Emergency situations can arise in any organisation. Even in the lowest risk environment, fires can start or people can fall, warranting action to be taken to respond to the incident. A procedure should therefore be in place to identify the potential for incidents and emergencies. This can sensibly be undertaken during the hazard identification and risk assessment process. For example, look to the significant uncontrolled hazards as a starting point to identify appropriate emergency procedures. Consequently, emergency response should be planned for a wide range of activities from the simplest through to the most complicated. An emergency is purely an unplanned event that results in OH&S implications.
Appropriate emergency equipment should be provided and your response capability should be regularly tested.
It is important that Contractors are advised of their responsibilities throughout the period of their contract and particularly how to respond to emergency situations. They should therefore be involved in the testing of plans, as should external emergency services where they cannot class their response as routine. Also tenants, visitors and other interested parties who may be affected should also be involved in the testing.

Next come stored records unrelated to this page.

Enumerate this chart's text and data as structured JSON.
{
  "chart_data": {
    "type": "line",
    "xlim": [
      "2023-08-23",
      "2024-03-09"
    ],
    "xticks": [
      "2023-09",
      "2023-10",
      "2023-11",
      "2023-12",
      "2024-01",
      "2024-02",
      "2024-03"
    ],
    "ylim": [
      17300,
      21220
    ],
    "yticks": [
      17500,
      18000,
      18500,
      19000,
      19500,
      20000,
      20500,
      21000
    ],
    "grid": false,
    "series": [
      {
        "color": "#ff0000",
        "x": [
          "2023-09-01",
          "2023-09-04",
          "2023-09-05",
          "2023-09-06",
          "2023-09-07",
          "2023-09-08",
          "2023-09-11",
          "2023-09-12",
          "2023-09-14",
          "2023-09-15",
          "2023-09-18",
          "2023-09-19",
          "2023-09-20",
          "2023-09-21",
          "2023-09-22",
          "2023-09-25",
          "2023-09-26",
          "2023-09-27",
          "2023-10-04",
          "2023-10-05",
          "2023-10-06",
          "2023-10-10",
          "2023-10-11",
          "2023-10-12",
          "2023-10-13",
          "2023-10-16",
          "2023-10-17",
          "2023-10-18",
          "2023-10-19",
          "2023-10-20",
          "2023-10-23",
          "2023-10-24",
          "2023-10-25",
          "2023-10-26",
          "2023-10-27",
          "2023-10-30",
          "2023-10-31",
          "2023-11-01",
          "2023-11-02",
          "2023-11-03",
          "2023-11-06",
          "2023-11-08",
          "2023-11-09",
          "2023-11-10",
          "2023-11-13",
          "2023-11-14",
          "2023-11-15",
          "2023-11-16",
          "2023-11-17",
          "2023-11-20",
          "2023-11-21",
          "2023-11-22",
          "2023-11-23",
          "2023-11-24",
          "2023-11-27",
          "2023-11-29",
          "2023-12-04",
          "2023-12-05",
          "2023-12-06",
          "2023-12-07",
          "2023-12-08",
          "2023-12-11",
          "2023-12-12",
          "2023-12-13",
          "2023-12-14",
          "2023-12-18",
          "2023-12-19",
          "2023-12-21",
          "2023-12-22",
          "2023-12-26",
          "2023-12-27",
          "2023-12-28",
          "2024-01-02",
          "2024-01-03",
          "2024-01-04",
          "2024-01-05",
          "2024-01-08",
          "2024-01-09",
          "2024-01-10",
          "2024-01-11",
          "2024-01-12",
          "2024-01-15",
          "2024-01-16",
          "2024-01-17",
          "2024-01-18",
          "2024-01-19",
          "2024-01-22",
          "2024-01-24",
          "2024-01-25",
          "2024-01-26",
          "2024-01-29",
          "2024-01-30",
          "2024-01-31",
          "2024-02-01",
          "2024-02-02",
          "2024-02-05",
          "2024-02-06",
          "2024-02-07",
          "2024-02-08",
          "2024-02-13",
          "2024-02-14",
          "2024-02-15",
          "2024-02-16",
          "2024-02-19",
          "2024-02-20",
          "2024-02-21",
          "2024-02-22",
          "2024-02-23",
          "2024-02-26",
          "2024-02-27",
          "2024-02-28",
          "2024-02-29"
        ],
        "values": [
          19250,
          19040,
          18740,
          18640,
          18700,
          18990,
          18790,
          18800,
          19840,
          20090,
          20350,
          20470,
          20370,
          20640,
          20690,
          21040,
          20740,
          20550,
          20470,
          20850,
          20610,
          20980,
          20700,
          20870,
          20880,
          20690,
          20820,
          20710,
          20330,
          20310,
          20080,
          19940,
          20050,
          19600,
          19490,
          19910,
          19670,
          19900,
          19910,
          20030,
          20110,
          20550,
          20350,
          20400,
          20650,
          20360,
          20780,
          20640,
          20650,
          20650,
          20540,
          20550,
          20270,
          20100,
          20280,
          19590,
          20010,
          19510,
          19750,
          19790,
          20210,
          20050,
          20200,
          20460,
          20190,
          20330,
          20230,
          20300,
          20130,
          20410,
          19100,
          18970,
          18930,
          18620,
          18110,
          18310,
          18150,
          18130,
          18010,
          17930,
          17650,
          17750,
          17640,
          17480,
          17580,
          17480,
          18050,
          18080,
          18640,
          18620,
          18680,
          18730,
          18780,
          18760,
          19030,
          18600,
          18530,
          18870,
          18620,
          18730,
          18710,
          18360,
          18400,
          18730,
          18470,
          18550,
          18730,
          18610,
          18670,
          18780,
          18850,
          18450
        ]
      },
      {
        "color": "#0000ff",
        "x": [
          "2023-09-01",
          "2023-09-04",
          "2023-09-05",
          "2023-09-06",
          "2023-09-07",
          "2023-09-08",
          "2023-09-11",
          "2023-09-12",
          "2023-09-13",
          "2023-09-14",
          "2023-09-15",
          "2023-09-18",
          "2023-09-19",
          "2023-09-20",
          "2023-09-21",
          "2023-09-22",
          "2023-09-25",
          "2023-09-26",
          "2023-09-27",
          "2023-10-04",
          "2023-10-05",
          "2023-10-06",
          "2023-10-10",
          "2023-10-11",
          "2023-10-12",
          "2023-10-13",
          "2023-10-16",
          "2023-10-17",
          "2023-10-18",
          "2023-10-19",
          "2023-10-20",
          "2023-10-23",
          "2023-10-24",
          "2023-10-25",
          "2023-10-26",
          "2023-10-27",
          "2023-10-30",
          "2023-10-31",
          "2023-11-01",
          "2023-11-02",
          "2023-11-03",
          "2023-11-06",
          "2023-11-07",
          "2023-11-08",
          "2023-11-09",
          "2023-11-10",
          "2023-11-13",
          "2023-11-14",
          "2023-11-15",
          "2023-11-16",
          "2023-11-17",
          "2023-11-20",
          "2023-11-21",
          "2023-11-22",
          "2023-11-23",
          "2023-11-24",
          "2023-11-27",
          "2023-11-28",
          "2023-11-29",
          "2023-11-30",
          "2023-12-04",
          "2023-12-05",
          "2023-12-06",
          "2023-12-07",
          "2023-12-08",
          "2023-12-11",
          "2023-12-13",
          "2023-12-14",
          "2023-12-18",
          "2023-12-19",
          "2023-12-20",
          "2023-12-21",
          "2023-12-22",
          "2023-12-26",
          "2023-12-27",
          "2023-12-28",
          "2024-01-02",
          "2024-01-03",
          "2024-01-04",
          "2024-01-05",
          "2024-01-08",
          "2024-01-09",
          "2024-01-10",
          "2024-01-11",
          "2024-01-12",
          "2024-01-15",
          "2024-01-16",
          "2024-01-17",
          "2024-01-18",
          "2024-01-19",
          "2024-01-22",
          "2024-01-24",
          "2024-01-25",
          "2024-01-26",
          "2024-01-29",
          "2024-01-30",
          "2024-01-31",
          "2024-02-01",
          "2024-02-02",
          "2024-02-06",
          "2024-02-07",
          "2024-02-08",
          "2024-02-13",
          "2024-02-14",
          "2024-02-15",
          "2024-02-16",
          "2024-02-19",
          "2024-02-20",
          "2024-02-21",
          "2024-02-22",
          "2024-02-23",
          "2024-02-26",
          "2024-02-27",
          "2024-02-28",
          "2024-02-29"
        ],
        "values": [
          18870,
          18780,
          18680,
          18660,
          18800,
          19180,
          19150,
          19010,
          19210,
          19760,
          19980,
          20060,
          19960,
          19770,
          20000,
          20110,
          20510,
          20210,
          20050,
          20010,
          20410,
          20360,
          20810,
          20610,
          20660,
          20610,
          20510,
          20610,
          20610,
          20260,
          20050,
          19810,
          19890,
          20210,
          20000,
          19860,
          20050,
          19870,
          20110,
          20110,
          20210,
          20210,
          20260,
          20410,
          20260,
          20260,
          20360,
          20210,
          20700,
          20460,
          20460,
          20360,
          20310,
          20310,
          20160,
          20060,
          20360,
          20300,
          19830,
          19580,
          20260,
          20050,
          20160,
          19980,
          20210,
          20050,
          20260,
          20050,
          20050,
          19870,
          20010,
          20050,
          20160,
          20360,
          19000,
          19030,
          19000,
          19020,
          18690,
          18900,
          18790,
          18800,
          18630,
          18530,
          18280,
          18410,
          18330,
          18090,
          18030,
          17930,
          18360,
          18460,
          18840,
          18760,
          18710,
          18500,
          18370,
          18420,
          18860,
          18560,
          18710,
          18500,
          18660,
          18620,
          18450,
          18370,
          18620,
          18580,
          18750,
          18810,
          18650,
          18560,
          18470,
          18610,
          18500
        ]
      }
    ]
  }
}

Implementation of effective operational control is assessed in depth. Weaknesses can be caused by a host of reasons, quite often attributable to failings within other clauses of the standard. If all other clauses are implemented effectively, then weaknesses in operational controls will be reduced.
Weaknesses with respect to emergency preparedness often result from the variety of emergencies not being identified. Also, once this variety is recognised it is often not reflected in planned, and periodic testing. Testing emergency procedures may be through a number of mechanisms, for example, audit, desk top scenario, or live re-enactments. Invaluable information is often lost from actual incidents, when the responses to the emergency plans, are not reviewed.
Often activities of neighbours are erroneously disregarded while the effects of your emergencies on neighbours is addressed.